All opinions matter

I was initially going to do a business piece on why the dress mattered, but everyone was so damn angry all day that it's now after 7pm and I'm just really fed up with the bullshit. So now it's a personal rant.

Note: all use of the word "you" is the general you as in the masses; not any one individual

First of all, let me tell you who the dress color matters to:

  • Photographers who deal with lighting and exposure challenges all day, every day.
  • Marketers who try to get people to like things and have a harder time when nobody knows what color it is.
  • Marketers who want honest feedback from people and need to know what makes them tick so they can give them proper representation of products in the future.
  • Retailers who want to sell the shit that customers will buy.
  • Retailers who now have a clearer understanding of what lighting does to product placement.
  • Manufacturers who want to make the shit the retailers will stock because people will buy it.
  • Consumers who only want to know what they are actually spending money on in the first place. 
  • Designers who now realize that creating a logo of certain color combinations may result in branding issues.
But this isn't about the dress. This is about the thought police who don't want people talking about the dress because it's beneath the appropriate levels of conversation for everyone on Facebook. For some reason, any time something trends, everyone gets their panties in a twist and wants everyone else to stop talking about it. Meanwhile, you'll all share viral videos of laughing babies and cats all day long. I see the same goofy shit shared over and over. You'll share posts of sick children and claim that a like equals a prayer that somehow makes cancer retreat or sends clean water into African villages.

But heaven forbid we mention the Super Bowl. It's only the single most watched television event in the year every year. Did you know that military members stationed overseas are often given the day off to watch the game and account for the time difference? No? But we should all shut up about it and all you clever bastards want to know, "is there a game on today?" I guess Madison Avenue execs and C-suite employees of every major brand in the world who, collectively, spent tens of millions of dollars all know less than you about what should be popular and trending, right?

So tell me, what should I like?

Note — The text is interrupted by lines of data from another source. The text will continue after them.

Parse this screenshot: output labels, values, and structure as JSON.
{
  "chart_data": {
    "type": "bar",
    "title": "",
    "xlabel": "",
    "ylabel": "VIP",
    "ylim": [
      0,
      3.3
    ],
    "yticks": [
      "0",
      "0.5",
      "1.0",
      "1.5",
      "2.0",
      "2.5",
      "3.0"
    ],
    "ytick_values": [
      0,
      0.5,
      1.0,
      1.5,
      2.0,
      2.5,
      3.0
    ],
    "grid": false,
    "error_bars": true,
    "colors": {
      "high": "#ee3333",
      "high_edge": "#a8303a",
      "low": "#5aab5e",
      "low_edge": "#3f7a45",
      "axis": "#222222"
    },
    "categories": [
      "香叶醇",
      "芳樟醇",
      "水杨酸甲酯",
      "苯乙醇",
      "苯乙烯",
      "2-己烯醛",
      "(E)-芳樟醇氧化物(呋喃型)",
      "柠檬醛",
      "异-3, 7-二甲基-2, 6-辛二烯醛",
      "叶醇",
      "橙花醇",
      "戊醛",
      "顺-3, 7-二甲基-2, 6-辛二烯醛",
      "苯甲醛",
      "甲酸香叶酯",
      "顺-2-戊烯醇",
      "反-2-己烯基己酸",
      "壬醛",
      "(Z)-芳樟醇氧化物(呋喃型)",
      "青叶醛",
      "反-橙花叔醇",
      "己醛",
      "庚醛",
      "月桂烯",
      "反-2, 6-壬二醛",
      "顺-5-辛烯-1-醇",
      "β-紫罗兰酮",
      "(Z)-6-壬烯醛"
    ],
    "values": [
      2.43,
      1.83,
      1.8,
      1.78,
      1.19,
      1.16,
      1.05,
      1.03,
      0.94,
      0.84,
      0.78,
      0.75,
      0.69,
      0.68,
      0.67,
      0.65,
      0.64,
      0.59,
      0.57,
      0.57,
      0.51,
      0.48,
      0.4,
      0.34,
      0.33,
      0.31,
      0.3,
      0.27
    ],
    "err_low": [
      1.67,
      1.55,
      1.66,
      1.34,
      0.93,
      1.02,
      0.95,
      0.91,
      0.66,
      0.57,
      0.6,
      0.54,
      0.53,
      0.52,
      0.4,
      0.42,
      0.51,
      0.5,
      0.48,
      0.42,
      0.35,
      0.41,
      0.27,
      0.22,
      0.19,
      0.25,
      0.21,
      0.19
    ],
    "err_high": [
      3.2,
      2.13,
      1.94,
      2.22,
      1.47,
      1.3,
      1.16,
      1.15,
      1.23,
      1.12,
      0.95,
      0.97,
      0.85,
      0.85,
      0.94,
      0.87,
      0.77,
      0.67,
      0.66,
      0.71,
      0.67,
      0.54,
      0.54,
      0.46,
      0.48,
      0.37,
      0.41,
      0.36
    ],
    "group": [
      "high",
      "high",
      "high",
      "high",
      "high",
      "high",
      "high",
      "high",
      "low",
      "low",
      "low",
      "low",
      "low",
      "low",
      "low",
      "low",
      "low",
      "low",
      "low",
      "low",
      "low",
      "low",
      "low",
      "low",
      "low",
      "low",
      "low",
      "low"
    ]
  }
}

What should I post about? I think you should tell me how to use my Facebook account so we can make sure you're happy every moment of the day. But should I get off track then you'll leave a post like this one.


So not only am I not supposed to bother you and your high brow style of living with such inconsequential peasantry, but I'm also supposed to feel guilty for somehow contributing to the death of this little girl. If I didn't post about the dress, would she have lived? I don't mean to be callous, but is there a causal relationship between the two? Since you imposed guilt, answer the question: is this a corollary or not? We all know the answer is not.

Someone, as I write this, shows up on Facebook saying they are not proud to be an American over this entire thing. Are we really drawing red, white and blue lines in the sand and choosing patriotic teams? 

At the end of the day there has to be more value in saying "why does this matter?" than in saying "this doesn't matter, you're all stupid and shut up about it." Remember the old adage of "if you've got nothing nice to say, don't say anything at all." What is amazing to me is that I'm fascinated by the viral nature of this and all the takeaways and I've made one post (now 2) about it, yet all of the perturbed masses are the ones rambling incessantly about how horrible the whole thing is. Those who hate it have spent more time talking about it than the supporters, by at least one order of magnitude.

So in the future I suggest we all look at a situation and try to find value. If you can't, move along. At a minimum, don't vilify those that do and certainly don't draw awful comparisons about what matters because that is everyone's own personal intention.

Oh and do the math... if something goes viral, clearly more people find it valuable than not so who's really the majority here?